Beyond the Peak of Sverdlov the Zaalaisky ridge is cut through by the valley Altindara, to the West from it and from the pass Tersagar the ridge went on stretching with noticeable raises with altitudes of mire than 5000 m . Near the western extremity of the ridge rivers Kizilsu (from the Alai valley) and Muksu (from the glacier of Fedchenko and Southern slopes of the Zaalaisky ridge) confluent, forming the river Surhob.


Peak of Lenin from the Alai valley.

Modern glaciation of the Zaalaisky ridge is very considerable and takes its place after such large glacier centers as the glacier of Fedchenko (the Pamir ) and Inilchek (the Tien-Shan). Poor ruggedness of the ridge and its giant absolute altitude determined powerful modern glaciation. The Peak of Lenin serves as a center, from which the largest glaciers of the Zaalaisky ridge spread, forming the main junction of modern glaciation.

The Alai valley (“Alai” means “paradise” in Kirghiz), spreading at the bottom of the Peak of Lenin, starts from the crosspiece Taukmurun (“Chicken Beak”), connecting by a small edge the Alaisky and Zaalaisky ridges.

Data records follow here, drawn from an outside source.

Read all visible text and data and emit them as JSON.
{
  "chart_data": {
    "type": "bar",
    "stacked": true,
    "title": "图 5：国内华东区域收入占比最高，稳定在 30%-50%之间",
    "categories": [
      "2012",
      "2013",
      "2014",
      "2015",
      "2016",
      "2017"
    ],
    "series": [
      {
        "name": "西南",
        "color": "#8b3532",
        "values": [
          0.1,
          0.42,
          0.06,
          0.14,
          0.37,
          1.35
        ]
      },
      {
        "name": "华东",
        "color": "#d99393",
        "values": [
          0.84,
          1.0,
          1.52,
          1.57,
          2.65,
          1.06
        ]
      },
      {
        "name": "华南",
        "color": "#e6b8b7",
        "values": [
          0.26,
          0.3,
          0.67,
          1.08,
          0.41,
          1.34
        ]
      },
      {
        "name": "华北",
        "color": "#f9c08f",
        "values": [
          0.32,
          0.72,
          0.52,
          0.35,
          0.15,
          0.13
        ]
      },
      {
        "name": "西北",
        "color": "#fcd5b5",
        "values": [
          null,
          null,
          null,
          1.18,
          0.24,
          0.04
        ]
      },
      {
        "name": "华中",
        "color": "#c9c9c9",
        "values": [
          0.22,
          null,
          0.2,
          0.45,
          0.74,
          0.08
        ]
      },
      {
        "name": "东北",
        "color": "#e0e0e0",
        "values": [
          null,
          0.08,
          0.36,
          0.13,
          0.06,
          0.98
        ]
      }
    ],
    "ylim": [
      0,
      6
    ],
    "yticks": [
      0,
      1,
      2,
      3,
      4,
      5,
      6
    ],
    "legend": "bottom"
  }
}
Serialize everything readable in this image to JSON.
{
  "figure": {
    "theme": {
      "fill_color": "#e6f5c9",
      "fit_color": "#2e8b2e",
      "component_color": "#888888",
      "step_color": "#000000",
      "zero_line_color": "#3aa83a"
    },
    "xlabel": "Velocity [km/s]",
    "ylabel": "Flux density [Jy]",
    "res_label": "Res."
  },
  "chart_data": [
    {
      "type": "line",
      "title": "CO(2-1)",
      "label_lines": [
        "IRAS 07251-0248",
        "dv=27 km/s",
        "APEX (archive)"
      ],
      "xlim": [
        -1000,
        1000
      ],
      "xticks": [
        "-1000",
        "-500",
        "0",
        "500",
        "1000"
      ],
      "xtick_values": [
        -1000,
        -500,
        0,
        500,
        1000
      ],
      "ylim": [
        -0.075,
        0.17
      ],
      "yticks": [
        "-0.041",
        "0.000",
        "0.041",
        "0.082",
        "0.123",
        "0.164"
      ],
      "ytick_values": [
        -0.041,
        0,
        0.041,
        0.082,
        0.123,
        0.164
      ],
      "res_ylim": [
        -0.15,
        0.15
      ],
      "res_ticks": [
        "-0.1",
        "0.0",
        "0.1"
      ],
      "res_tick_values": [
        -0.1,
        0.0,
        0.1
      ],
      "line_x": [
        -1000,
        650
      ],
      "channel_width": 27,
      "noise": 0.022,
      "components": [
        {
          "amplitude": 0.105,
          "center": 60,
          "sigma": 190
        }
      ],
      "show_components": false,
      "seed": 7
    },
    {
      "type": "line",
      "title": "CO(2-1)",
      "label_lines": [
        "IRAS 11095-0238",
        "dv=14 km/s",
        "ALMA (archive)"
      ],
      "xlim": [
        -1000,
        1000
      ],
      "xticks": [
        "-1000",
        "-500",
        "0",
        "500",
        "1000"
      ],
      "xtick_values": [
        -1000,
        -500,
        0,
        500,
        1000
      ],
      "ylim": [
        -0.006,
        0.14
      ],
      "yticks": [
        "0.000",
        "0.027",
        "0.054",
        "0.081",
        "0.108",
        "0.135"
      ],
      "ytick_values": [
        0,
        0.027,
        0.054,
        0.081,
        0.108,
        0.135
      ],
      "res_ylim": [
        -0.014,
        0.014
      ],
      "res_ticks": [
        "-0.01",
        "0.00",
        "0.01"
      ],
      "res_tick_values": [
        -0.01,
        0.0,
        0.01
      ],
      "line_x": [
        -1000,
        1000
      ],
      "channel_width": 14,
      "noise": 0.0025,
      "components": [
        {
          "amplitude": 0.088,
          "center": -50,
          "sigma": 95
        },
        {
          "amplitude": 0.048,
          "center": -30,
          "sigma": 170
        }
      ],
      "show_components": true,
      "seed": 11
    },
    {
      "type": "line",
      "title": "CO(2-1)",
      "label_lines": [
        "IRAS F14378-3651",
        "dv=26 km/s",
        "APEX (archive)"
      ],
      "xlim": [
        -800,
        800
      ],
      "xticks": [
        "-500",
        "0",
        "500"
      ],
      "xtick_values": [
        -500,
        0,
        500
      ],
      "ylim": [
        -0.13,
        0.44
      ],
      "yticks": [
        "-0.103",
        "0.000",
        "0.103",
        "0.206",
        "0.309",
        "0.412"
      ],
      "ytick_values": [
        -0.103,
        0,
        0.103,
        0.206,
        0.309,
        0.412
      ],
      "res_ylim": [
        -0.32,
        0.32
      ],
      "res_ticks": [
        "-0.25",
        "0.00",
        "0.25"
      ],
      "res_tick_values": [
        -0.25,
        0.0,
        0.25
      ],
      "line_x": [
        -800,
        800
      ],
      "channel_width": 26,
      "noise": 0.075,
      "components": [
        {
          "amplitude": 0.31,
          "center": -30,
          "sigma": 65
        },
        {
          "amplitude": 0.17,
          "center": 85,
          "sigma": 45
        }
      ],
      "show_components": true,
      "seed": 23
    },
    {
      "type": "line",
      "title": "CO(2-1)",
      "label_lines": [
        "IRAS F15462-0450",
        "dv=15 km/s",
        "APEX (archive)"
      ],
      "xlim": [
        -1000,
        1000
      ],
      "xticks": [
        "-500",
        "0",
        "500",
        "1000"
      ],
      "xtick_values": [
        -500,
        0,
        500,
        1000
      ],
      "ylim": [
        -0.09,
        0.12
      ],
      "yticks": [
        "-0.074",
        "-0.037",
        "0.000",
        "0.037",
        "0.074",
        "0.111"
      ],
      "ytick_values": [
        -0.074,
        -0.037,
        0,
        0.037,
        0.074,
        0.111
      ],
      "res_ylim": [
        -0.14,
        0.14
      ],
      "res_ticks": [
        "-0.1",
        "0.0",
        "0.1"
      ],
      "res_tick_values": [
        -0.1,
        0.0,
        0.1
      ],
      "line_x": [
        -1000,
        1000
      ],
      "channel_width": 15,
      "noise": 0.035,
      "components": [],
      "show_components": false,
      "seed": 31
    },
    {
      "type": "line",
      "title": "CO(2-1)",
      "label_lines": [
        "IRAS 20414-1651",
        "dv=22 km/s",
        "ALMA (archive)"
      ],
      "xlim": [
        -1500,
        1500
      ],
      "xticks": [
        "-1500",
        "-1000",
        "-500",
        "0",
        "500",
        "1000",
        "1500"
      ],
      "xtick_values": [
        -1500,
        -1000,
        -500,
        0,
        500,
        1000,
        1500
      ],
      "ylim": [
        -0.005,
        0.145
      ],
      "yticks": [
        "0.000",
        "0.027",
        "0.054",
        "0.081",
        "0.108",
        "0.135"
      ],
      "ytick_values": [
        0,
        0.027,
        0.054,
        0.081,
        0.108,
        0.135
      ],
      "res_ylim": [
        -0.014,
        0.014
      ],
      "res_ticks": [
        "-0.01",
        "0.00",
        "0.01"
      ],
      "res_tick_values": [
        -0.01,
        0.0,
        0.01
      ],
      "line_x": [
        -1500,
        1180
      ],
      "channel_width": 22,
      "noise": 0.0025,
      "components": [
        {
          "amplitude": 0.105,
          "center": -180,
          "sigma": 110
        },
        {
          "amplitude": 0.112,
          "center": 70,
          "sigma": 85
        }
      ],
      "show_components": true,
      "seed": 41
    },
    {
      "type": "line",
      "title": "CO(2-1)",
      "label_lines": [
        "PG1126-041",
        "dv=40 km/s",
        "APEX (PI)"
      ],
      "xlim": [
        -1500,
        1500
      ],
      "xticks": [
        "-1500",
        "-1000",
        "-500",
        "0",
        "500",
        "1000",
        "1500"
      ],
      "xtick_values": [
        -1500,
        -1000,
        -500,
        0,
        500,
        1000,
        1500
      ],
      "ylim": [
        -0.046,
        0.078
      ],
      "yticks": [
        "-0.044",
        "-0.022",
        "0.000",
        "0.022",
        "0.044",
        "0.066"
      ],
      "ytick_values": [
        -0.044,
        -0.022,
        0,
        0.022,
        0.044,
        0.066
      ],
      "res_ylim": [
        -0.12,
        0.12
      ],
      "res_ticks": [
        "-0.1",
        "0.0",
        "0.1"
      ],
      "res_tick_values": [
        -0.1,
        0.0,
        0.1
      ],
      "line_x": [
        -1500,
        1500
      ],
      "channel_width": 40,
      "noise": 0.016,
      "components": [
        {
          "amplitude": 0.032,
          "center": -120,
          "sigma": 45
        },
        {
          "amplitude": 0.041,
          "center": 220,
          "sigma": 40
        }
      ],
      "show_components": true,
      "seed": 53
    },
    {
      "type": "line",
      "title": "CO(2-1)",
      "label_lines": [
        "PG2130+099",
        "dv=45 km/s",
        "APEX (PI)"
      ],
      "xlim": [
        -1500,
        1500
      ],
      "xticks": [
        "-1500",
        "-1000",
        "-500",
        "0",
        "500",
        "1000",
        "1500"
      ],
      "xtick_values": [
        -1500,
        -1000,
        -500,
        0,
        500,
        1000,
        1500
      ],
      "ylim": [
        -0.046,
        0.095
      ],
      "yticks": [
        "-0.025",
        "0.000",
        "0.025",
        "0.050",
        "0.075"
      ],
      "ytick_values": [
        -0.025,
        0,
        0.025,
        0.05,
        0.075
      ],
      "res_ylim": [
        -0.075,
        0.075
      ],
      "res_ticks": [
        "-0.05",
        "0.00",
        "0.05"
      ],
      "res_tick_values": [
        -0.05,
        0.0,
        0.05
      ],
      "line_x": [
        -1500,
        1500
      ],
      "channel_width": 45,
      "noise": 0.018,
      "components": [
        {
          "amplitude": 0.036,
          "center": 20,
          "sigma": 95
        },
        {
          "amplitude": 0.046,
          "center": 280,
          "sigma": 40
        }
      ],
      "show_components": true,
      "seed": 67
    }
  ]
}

From the bottom of this ridge ( 3378 m ) it stretches for 135 kilometers , between foothills of both of the ridges, the valley enlarges from 8-10 to 20- 22 kilometers , all its square equals 1800 square kilometers. The extreme lower part of the Alaisky valley lies at the altitude of 2362 meters near the settlement Katta-Karamak. From the glaciers and snowfields of the Alaisky and Zaalaisky ridges the flows that confluent with the river Kizilsu, flowing along the Alaisky valley, streams. Beyond the ridge Taukmurun the source of the other river with the same name is located. This river – Kizilsu (The Eastern) – flows to Kashgary.